Bompiani dunque e poi arriva La nave di Teseo. In meno di 7 anni avete dato vita ad un’azienda che da filo da torcere ai big del settore. Il segreto?
Nessun segreto. Lavoriamo molto, cerchiamo di sbagliare il meno possibile, di avere il massimo rispetto per gli autori, di ascoltare le loro esigenze, di stare loro accanto, quando va bene ma anche quando va meno bene. C’è molta passione è molto entusiasmo in tutti coloro che lavorano alla Nave.
Facciamo un salto nel mondo del cinema. Venti produzioni da regista, la maggior parte documentari. Da dove viene la passione per la settima arte?
Viene dall’incontro con Enrico Ghezzi. Prima che di persona, attraverso Fuori Orario. Mi ha fatto scoprire un cinema diverso, culture cinematografiche importanti e invisibili nei circuiti della distribuzione corrente. Così ho iniziato a frequentare i festival, allora pochissimo frequentati dagli editori. E ho iniziato a fare i primi corti e poi i lungometraggi.
L’editoria, il cinema, l’arte, la filantropia e poi arriva la musica. Come è avvenuto l’incontro con la band romagnola Extraliscio?

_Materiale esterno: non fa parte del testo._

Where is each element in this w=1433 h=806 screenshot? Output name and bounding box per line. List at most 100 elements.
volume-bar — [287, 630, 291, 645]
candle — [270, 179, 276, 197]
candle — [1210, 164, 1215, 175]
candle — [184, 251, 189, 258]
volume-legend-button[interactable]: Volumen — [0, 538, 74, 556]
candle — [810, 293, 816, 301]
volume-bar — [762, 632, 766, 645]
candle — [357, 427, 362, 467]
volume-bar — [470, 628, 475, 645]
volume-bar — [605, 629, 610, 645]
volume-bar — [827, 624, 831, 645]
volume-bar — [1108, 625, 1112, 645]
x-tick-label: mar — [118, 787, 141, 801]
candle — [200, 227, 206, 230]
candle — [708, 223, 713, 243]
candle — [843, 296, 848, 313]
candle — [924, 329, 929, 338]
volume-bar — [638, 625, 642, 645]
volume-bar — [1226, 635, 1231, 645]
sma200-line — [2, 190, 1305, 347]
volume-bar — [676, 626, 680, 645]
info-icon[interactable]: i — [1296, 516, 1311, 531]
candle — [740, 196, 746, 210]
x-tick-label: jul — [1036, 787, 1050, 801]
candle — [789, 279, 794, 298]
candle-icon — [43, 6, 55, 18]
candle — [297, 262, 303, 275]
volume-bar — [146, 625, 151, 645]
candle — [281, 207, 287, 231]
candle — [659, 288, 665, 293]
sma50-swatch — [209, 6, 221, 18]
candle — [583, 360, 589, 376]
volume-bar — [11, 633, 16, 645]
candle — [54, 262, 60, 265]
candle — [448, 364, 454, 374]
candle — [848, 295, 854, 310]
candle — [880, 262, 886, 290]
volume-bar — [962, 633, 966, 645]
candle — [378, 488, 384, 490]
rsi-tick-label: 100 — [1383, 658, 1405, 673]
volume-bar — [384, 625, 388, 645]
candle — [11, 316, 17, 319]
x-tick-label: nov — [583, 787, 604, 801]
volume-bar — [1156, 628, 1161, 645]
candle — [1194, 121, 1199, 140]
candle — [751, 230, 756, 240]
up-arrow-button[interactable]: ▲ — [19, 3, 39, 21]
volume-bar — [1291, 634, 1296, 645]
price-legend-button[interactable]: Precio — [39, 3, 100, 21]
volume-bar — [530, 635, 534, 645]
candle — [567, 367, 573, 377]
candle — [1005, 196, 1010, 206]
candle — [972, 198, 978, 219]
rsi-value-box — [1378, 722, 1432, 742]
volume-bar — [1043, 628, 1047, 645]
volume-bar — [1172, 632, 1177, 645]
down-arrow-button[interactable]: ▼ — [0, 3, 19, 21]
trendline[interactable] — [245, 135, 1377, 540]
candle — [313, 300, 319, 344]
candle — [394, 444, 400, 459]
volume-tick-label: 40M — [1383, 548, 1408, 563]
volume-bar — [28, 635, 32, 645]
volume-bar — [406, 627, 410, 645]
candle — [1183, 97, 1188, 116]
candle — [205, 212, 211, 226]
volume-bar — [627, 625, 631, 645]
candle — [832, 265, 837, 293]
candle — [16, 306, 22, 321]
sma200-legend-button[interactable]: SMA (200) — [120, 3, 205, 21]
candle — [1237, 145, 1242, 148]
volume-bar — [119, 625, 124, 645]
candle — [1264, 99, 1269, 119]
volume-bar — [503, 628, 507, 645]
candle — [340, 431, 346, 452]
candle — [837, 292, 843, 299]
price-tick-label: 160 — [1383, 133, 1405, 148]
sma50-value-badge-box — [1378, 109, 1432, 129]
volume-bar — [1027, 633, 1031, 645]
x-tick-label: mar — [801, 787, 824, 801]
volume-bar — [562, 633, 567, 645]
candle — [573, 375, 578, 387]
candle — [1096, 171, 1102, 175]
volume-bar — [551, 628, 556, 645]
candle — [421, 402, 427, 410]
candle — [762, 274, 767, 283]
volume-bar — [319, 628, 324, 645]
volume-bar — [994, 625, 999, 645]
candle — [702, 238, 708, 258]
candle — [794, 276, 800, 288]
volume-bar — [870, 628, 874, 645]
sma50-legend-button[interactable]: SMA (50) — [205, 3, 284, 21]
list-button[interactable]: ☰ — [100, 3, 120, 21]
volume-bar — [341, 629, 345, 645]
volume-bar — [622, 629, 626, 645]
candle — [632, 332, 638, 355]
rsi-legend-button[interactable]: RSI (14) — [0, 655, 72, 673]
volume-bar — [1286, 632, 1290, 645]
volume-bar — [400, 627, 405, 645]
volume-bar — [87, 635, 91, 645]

Grazie a Ermanno Cavazzoni, che mi chiese di venire alla Milanesiana con questo gruppo musicale. Non ne ero rimasta impressionata, ma incuriosita. Li ho invitati a quella stessa Milanesiana, ad Alessandria, per celebrare un romanzo di Umberto Eco. Qui ho capito meglio e ho deciso di farci un film. Avevo l’impressione che neppure loro sapessero quanto fossero bravi. Era una scoperta che potevamo fare insieme.
Ora accendiamo un faro su Lei mi parla ancora, il bellissimo film di Pupi Avati dedicato ai suoi genitori: Giuseppe Sgarbi e Rina Cavallini. Visione toccante?
Ho provato tutte le impressioni e tutte le emozioni. Malinconia, dolore nelle scene della perdita, gioia nel vedere i miei genitori giovani e fidanzati “prima di me”. Potenza del cinema che mi ha fatto entrare nel tempo della vita dei miei genitori che mi precede.
Il festival La Milanesiana è un evento culturale giunto alla 23esima edizione. Come nasce l’idea?
Nasce 23 anni fa. Ombretta Colli e l’Assessore Cadeo mi proposero di pensare a qualcosa per l’estate milanese, visti i miei molteplici interessi. A Milano c’era un dogma: in estate i milanesi non ci sono, dunque non si può fare nulla, figuriamoci un festival. Io raccolsi la sfida e dedicai il festival alla poesia. ‘Così fallisce e smettono di chiedermi queste cose assurde’, mi dissi. Invece andò benissimo e siamo ancora qui.
Lei ha vinto numerosi premi, uno a cui è particolarmente affezionata?
L’Ausperberg lo ricordo con particolare intensità. Era il 2015, era scomparsa mia madre e avevo lasciato la Bompiani. Era un momento di grande fragilità. Quella sera c’era mio fratello Vittorio, Boris Pahor e Tatjana Rojc.
C’è una persona a cui intende mandare un particolare ringraziamento per quello che è lei oggi?
Mia madre e mio padre. La Rina e Nino. A loro devo molto di ciò che sono.